Dive Brief:
- Despite serving more large customers, digital payments company Stripe experienced slower growth last year, according to an annual letter its co-founders released Wednesday. The company processed about $817 billion in payments for its customers in 2022. That was a 26% increase over 2021’s $640 billion in payments, but paled in comparison to the 60% increase Stripe experienced from 2020 to 2021.
- “This is a significant deceleration from the breakneck growth that we saw during 2020 and 2021,” Stripe co-founders and brothers Patrick and John Collison wrote in the letter the company issued Wednesday.
- E-commerce only grew 7% last year, the Collisons wrote, reflecting the shift back to brick-and-mortar stores as the COVID-19 pandemic ebbed.
Dive Insight:
In last year’s letter, the Irish brothers warned that they expected a slowdown in growth in the wake of the pandemic’s e-commerce surge. Then, in November, the company cut 14% of its staff, or about 1,140 employees, conceding that it grew too fast.
Despite the payments deceleration, the Collisons wrote this year that they “are as confident as ever in the internet economy’s long-term prospects.” Patrick Collison leads the company as CEO, while John Collison is the president of Stripe, which now has about 7,000 employees. The company, which provides online payments software services and tools to companies small and large, has said it expects to process $1 trillion in payments this year and become profitable, Bloomberg has reported.
Stripe, which has dual headquarters in San Francisco and Dublin, has about 100 business customers that take in about $1 billion in payments annually, including Instacart, DoorDash and Substack, the co-founders wrote. That group of business clients has grown by about 50% every year since 2018, the Collisons said.
The U.S. remains Stripe’s largest market, but more than half (55%) of the company’s new business customers last year were based outside the U.S. The number of new businesses turning to Stripe for payment services rose 19% in 2022, the Collisons said.
The Collisons suggested there’s still plenty of work to be done when it comes to improving online transactions, which they referred to as “still shockingly deficient,” including friction-filled checkout pages or failed payments.
As Stripe has zeroed in on improving conversion rates, the company last year made tweaks to its checkout offering that speed up the process and streamline acts such as entering addresses. To bolster authorization rates, Stripe has refined tools that use machine learning to retry payments and update card accounts when a consumer has been issued a new credit or debit card, the Collisons wrote.
More broadly, as the industry experiences an increasing number of sophisticated cyberattacks, Stripe continues to invest in security, they wrote. “As attacker sophistication grows, the fixed costs of defense continue to grow,” the letter reads. “Though we deliberately avoid describing the mechanics in any detail, we’re committed to being a leader in this space.”
With the rise of artificial intelligence tools, the Collisons also noted that a “sizable majority” of AI startups use Stripe’s services, including ChatGPT maker OpenAI. The brothers predicted tasks such as bookkeeping will see more automation due to AI and machine learning advances.
In Wednesday’s letter, the Collisons acknowledged that the market for startups is “getting harder” and noted the venture capital decline. In 2021, Stripe was valued at $95 billion, making it the most valuable Silicon Valley startup at that point. Since then, however, the fintech market has seen funding evaporate and valuations drop, leading Stripe to slash its internal valuation in recent months.

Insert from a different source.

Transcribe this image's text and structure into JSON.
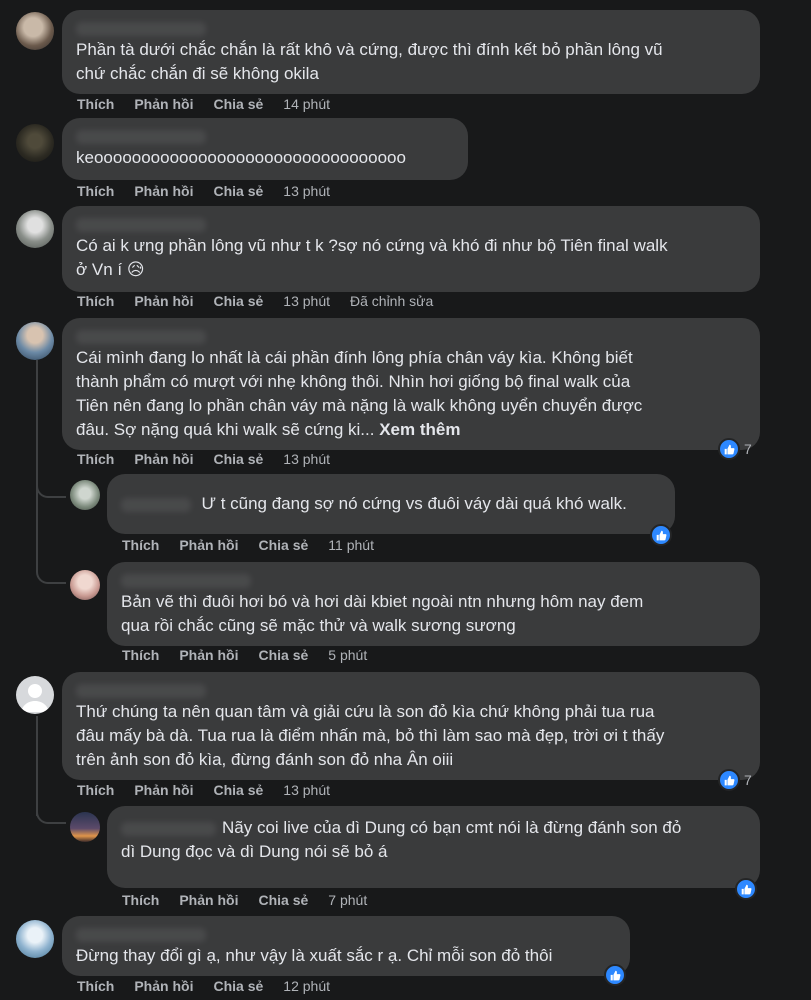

In March, Stripe said it raised $6.5 billion at a $50 billion valuation. The company said the fundraising wasn’t needed to run the business but rather to help employees meet tax obligations tied to equity awards.
While Stripe is likely to maintain its stronghold on handling payments for small and medium-sized businesses, high-growth startups and marketplaces, the company could see fintech infrastructure competitors chip away at its presence in areas such as issuing or treasury management, said Index Ventures Partner Mark Fiorentino, who formerly worked at Stripe, in a recent interview.